ひたすらことこと煮る。しっかりと煮詰める。肉と野菜にカレーの味を深く浸透させる。夜と香ばしさが深まる。
火刑の鍋の横で本を読む。『星の王子さま』。そういえば『星の王子さまカレー』なんていうのもあったな。象を飲み込んだボアの絵を大人たちは帽子だと言っている。大人は子供並ほど想像力はないかもしれないが、子供並に率直だったりするから厄介だ。子供の率直さは可愛げだが、大人の率直さは思慮に欠ける。ただ老いるのではなく、よく老いねばならない。腐るのではなく老成だ。
そこで私はまたも気がついてしまった。
「カレーしかないな」
カレーを食べるのにカレーしか食べないとはなんという味気なさ。味気ないを通り越してつまらないし芸もない。カレーだけを食べている絵面は優美とは程遠く、お遊戯じみている。
またまた私は愛車(ロードスター)を走らせた。ケール、レタス、かいわれ、トマト、白ワインビネガー、レモン、を愛車に詰め込み帰宅。
火刑の鍋の横で、早速ケール、レタス、かいわれ、トマト、レモンを切り刻み、ケール、レタス、かいわれ、トマトを盛り付ける。別途器にレモンの絞り汁、白ワインビネガー、こしょう、塩、オリーブオイルを混ぜドレッシングの完成。つまりサラダの完成だ。

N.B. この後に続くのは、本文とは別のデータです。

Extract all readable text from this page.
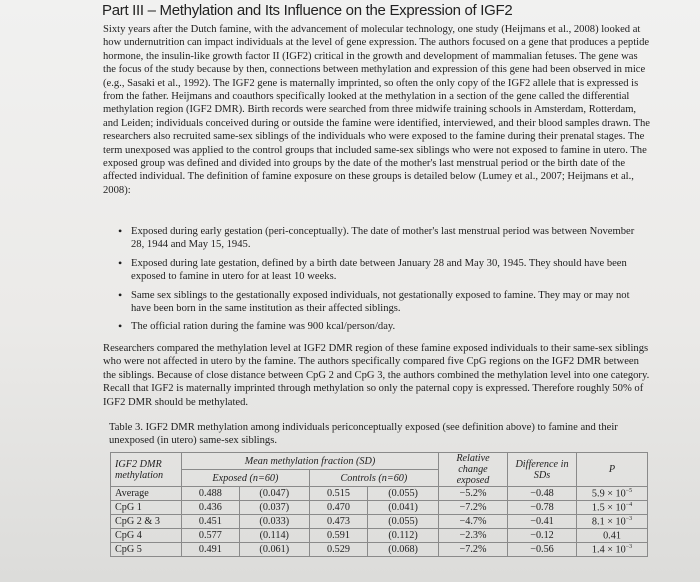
Part III – Methylation and Its Influence on the Expression of IGF2

Sixty years after the Dutch famine, with the advancement of molecular technology, one study (Heijmans et al., 2008) looked at how undernutrition can impact individuals at the level of gene expression. The authors focused on a gene that produces a peptide hormone, the insulin-like growth factor II (IGF2) critical in the growth and development of mammalian fetuses. The gene was the focus of the study because by then, connections between methylation and expression of this gene had been observed in mice (e.g., Sasaki et al., 1992). The IGF2 gene is maternally imprinted, so often the only copy of the IGF2 allele that is expressed is from the father. Heijmans and coauthors specifically looked at the methylation in a section of the gene called the differential methylation region (IGF2 DMR). Birth records were searched from three midwife training schools in Amsterdam, Rotterdam, and Leiden; individuals conceived during or outside the famine were identified, interviewed, and their blood samples drawn. The researchers also recruited same-sex siblings of the individuals who were exposed to the famine during their prenatal stages. The term unexposed was applied to the control groups that included same-sex siblings who were not exposed to famine in utero. The exposed group was defined and divided into groups by the date of the mother's last menstrual period or the birth date of the affected individual. The definition of famine exposure on these groups is detailed below (Lumey et al., 2007; Heijmans et al., 2008):

• Exposed during early gestation (peri-conceptually). The date of mother's last menstrual period was between November 28, 1944 and May 15, 1945.
• Exposed during late gestation, defined by a birth date between January 28 and May 30, 1945. They should have been exposed to famine in utero for at least 10 weeks.
• Same sex siblings to the gestationally exposed individuals, not gestationally exposed to famine. They may or may not have been born in the same institution as their affected siblings.
• The official ration during the famine was 900 kcal/person/day.

Researchers compared the methylation level at IGF2 DMR region of these famine exposed individuals to their same-sex siblings who were not affected in utero by the famine. The authors specifically compared five CpG regions on the IGF2 DMR between the siblings. Because of close distance between CpG 2 and CpG 3, the authors combined the methylation level into one category. Recall that IGF2 is maternally imprinted through methylation so only the paternal copy is expressed. Therefore roughly 50% of IGF2 DMR should be methylated.

Table 3. IGF2 DMR methylation among individuals periconceptually exposed (see definition above) to famine and their unexposed (in utero) same-sex siblings.

IGF2 DMR methylation	Mean methylation fraction (SD)				Relative change exposed	Difference in SDs	P
	Exposed (n=60)		Controls (n=60)				
Average	0.488	(0.047)	0.515	(0.055)	−5.2%	−0.48	$5.9 \times 10^{-5}$
CpG 1	0.436	(0.037)	0.470	(0.041)	−7.2%	−0.78	$1.5 \times 10^{-4}$
CpG 2 & 3	0.451	(0.033)	0.473	(0.055)	−4.7%	−0.41	$8.1 \times 10^{-3}$
CpG 4	0.577	(0.114)	0.591	(0.112)	−2.3%	−0.12	0.41
CpG 5	0.491	(0.061)	0.529	(0.068)	−7.2%	−0.56	$1.4 \times 10^{-3}$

完璧だと思った。だが甘かった。甘すぎた。塩を舐めたあとの砂糖よりも甘い。バブル時の銀行ほどではないにせよ。
ワインが足りない。カレー、サラダを用意して飲み物がないとは思わず笑ってしまう失態だ。デートの前日、完璧な準備を済ませたと思ったらその晩興奮して眠れず遅刻してしまうくらい滑稽だ。
再三、愛車(ロードスター)の出番だ。駆け、適当なチリワインの赤を詰め込む。カレーのワインは赤がいい。それもまろやかなやつだ。色が濃厚なやつだ。

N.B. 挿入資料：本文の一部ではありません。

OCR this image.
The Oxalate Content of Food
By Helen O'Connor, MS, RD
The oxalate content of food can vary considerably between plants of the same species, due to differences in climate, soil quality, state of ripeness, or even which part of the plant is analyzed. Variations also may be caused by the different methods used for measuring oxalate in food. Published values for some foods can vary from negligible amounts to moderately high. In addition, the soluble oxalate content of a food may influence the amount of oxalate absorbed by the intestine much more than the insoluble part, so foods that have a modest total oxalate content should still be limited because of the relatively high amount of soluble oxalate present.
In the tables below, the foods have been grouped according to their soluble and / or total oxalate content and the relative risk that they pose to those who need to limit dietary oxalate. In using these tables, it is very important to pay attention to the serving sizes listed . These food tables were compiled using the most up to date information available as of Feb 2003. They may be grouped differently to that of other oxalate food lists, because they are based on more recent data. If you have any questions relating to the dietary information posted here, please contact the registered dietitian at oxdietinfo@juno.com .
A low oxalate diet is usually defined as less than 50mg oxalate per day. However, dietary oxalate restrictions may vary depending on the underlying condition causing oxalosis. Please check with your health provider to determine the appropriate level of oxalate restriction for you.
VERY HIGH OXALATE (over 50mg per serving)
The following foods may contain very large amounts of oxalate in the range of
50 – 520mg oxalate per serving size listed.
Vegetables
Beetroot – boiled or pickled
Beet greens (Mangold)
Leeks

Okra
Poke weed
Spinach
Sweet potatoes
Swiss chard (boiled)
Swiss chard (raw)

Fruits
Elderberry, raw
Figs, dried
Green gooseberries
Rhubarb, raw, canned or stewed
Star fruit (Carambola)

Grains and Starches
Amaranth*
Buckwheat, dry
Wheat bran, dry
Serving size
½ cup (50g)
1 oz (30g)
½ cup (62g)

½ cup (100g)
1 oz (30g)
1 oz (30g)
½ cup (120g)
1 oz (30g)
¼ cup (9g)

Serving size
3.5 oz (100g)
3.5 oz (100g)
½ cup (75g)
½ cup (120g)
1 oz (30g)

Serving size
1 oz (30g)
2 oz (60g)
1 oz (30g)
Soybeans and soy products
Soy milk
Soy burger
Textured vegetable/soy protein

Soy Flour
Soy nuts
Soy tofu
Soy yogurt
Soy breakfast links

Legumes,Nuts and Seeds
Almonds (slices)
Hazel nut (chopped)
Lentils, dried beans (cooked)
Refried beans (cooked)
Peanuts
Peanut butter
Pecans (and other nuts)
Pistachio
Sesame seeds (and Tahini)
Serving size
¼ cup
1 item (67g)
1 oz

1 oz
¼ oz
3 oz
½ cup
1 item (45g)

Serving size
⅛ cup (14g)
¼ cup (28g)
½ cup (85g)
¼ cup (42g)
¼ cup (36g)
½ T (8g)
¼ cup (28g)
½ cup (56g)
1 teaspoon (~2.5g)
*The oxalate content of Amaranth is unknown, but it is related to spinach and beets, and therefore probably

もはや夜じゃない。東の空が白み始めている。私の頭の中も白み始めていた。
帰宅。よく煮詰まったカレー、サラダ、ワイン、ようやく完璧な仕上がりになった頃には早起きな鳥が外で鳴き始めていた。
食べる。不味いわけがない。カレー、サラダ、ワイン、どれも最高だ。
きっとこれを食べ終わる頃には夜の興奮は覚め、宵は明け、アルコールのもたらす酔い、徹夜の疲労感と満腹感と満足感に打ち倒されるだろう。若い頃のようにはいかない。
夜食は夜と朝の狭間にあった。軽い微睡みを覚えながら食べる、これもまた一つの幸せだ。次回起床時に、この代償を払うことになるのは目に見えている、だが、それでいい。世の中には失ってしか得られないものが数多くあるのだから。